The fighting was bloody and savage and senseless. The only good coming out of it was the death of Jeb Fargo. At the end, ragged and dirty and sick and hated, the American Indians fought what most believed was their last fight for their land.
Their
land. Most were hunted down and exterminated. The poor pitiful few that remained were herded onto reservations and left.
The government had won again—almost.
For the government did not know that a company of regulars from the Tri-states was with the Indians. When the officer in charge of that detachment saw which way the battle was going, he pulled his men and more than a thousand Indians—from various tribes—out and into Oregon. There, they waited for orders from General Raines.
When the last bastion of Indian defense fell, Ben and his people knew they were next; their time had come.
The strip had been turned into an area of hell: mines, punji stakes, barbed wire, booby-traps. Foot soldiers could and would move through it, but it would be at a fearful price—while the nation's leaders sat back in Richmond, dining in comfortable surroundings and sipping wine from crystal goblets.
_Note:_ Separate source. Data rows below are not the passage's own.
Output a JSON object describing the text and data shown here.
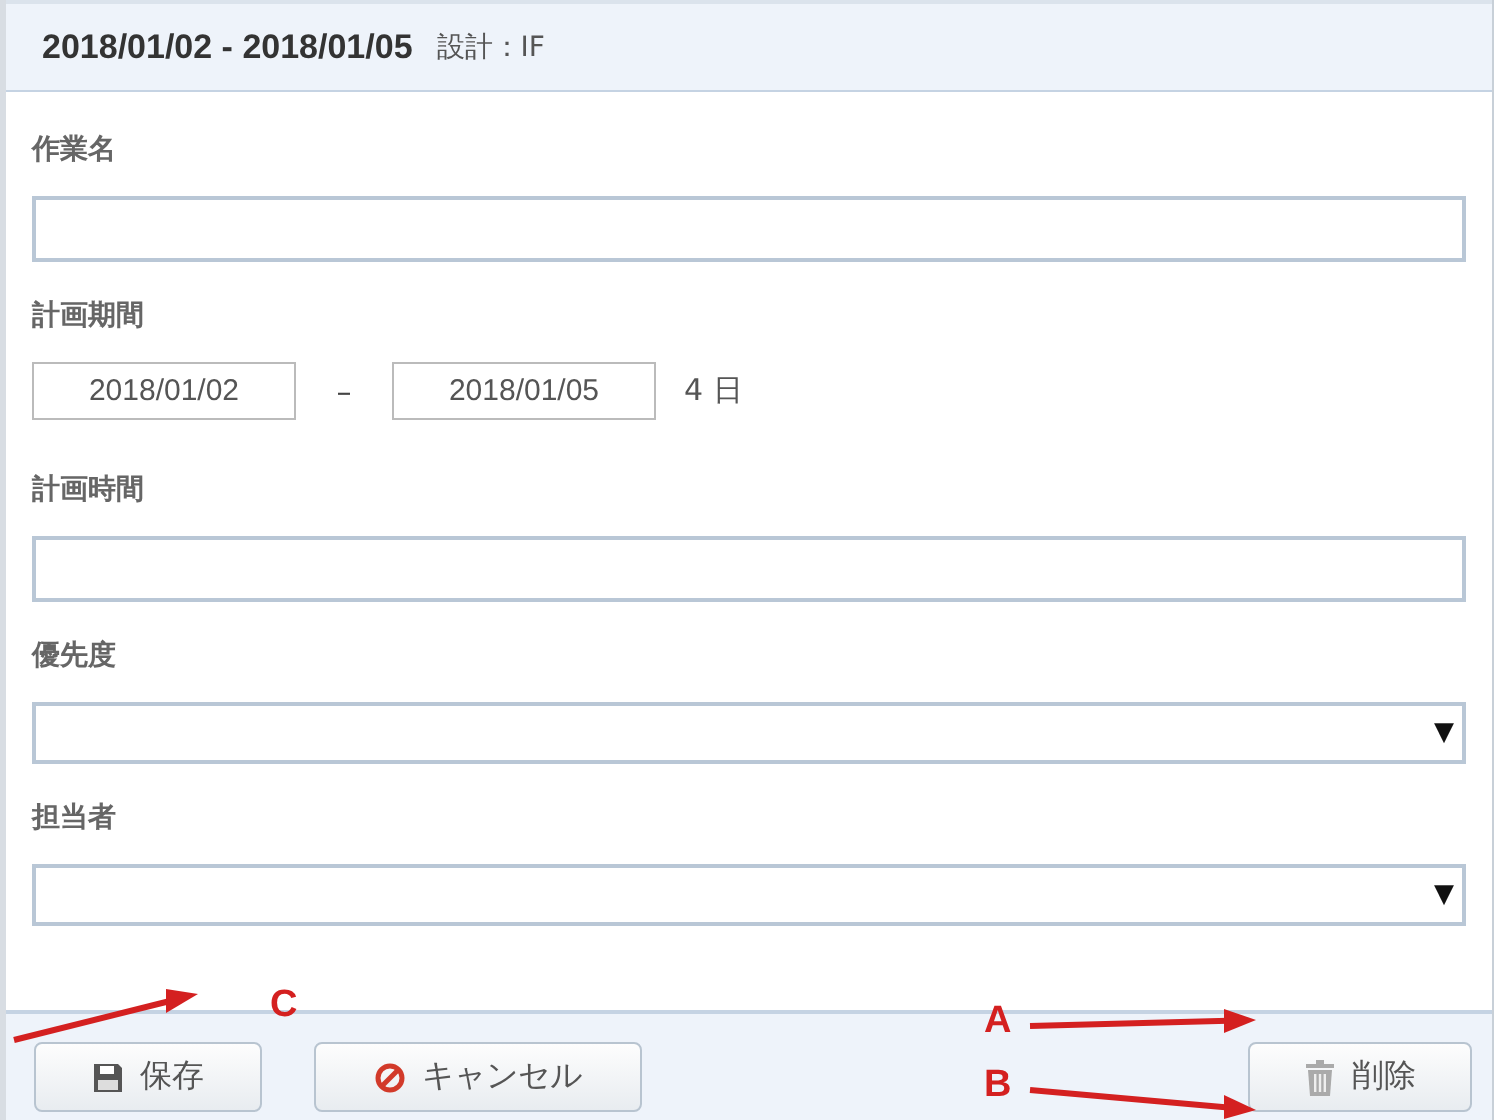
{
  "header": {
    "title": "2018/01/02 - 2018/01/05",
    "subtitle": "設計：IF"
  },
  "fields": [
    {
      "kind": "text",
      "label": "作業名"
    },
    {
      "kind": "daterange",
      "label": "計画期間",
      "start": "2018/01/02",
      "separator": "–",
      "end": "2018/01/05",
      "days": "4 日"
    },
    {
      "kind": "text",
      "label": "計画時間"
    },
    {
      "kind": "select",
      "label": "優先度",
      "arrow": "▼"
    },
    {
      "kind": "select",
      "label": "担当者",
      "arrow": "▼"
    }
  ],
  "buttons": [
    {
      "kind": "save",
      "label": "保存"
    },
    {
      "kind": "cancel",
      "label": "キャンセル"
    },
    {
      "kind": "delete",
      "label": "削除"
    }
  ],
  "annotations": [
    {
      "label": "C"
    },
    {
      "label": "A"
    },
    {
      "label": "B"
    }
  ]
}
It always comes down to the soldiers.
Gen. Ben Raines called for a meeting with civilian and military leaders. “We're next,” he told his people. In his hand he held a communique that had been hand-delivered to the eastern border by government messenger. “Congress has voted to enter into war with us if we do not surrender within twenty-four hours. They say because we have formed an illegal state, and aided the Indians in their fight against the central government, we are traitors and must be treated as any other power attempting to subvert or bring down the democratic government of America.
“If any of you want to pack it in, I sure won't blame you. I know we don't have a chance in here, and we are too many to run. We'll hold out for several weeks—six max. Then we've had it.”
No one left or spoke.
“All right, here it is. We still have some holes the troops don't know about. Most of the women with small children didn't want to leave, but they had to. Some of them have made it out.” He shuffled his booted feet. “Most of them didn't. Start the others out immediately, with guides and supplies. If any of us get out of here, we'll regroup in Canadian sector five.